In 2018, we conducted interviews with a range of Montreat supporters, including cottagers, conferees, and others belonging to neither group. In these conversations we discovered an untapped interest in a new lodge experience in Montreat. While the Assembly Inn experience has many fans, some groups want a defined lodge experience. They want their own meeting spaces, want to cook their own meals, and enjoy their time set apart in a more discreet setting. In particular, they identified three attributes that would make up an ideal lodge: 1) a convenient location, basically as close to their meeting and eating spaces as possible; 2) accessibility, particularly for older guests; and 3) private bathrooms. These findings were further supported by the analysis of our own data when we checked occupancy rates room-by-room on our campus and by the experience of our sales and marketing teams. Location matters. Accessibility matters. Private bathrooms matter. At ground level and in the data, the patterns were obvious. We were able to draw several conclusions:
- We really lack the kind of lodge space to attract more adult groups, particularly in the fall, winter, and spring.
- Being in the center of campus is preferable both for our guests and for the surrounding neighborhoods, and so maximizing the use of our central campus should be a priority.

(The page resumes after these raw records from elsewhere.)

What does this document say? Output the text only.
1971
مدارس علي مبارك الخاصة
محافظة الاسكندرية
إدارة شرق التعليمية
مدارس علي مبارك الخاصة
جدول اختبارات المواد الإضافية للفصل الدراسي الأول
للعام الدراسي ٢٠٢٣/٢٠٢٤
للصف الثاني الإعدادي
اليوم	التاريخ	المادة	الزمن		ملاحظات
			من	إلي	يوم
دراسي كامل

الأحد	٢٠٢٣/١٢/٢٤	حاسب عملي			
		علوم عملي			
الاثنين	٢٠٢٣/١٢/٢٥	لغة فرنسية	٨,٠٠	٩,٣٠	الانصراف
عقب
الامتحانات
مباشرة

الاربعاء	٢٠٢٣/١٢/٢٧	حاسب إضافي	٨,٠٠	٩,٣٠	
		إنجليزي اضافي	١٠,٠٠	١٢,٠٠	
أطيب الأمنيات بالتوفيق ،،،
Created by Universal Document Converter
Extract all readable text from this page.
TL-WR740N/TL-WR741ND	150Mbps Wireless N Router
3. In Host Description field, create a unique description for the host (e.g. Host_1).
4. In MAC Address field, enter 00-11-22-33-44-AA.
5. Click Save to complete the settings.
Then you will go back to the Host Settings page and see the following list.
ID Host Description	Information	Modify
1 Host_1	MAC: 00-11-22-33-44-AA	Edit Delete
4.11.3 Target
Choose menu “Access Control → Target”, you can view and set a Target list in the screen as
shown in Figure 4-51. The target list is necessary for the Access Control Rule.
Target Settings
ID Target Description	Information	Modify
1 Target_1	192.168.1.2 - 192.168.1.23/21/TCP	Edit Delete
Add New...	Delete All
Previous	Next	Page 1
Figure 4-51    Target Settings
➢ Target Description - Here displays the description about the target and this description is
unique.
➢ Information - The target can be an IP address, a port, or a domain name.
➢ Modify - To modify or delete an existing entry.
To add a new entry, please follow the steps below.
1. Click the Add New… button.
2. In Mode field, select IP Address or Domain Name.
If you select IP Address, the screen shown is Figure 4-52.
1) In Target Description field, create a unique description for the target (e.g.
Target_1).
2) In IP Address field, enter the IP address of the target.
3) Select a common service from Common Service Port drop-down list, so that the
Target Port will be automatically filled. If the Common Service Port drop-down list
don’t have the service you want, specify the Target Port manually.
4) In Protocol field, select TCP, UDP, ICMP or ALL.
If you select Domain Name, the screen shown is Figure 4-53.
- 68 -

- Several of our existing lodges are still suitable for young adults and youth.
With these conclusions in mind, we noted the following:
- Our occupancy rates for our lodging during the summer season approach 100%, meaning only 25% of summer conference attendees stay on MRA property.
- The rental market for private homes in Montreat gets a little tighter each year.
- Many churches and other retreat groups are “standing in line” to come to Montreat during the fall and spring seasons.
- There is an unmet need for good lodging on our campus, and a potential new market for a Montreat lodge with updated rooms and support spaces.
In short, we confirmed that there was an opportunity to expand the conference center’s hospitality to new church groups over all four seasons. We came away convinced that an upgraded lodge located in the heart of town provided real potential to propel our ministry forward in the following decades.
There was just one problem: converting existing lodges like Winsborough and Glen Rock would require not only millions of dollars but also would also reduce the number of available rooms. Most of our lodge bedrooms just aren’t spacious enough to add private bathrooms to the floor plan. In some cases, meeting and kitchen spaces were inadequate. If in remodeling rooms we had to reduce the total room count, we’d essentially be running in place financially and in service to our mission.
The more we looked at the problems of renovation, the more obvious it became that new construction offered a much clearer path to success. So we began to ask the question: If we are to build the conference center’s first new lodge in thirty years, where do we put it? What would it cost? And most importantly, what could it do for our ministry? We pulled out the maps and began to think, to dream, and to hope.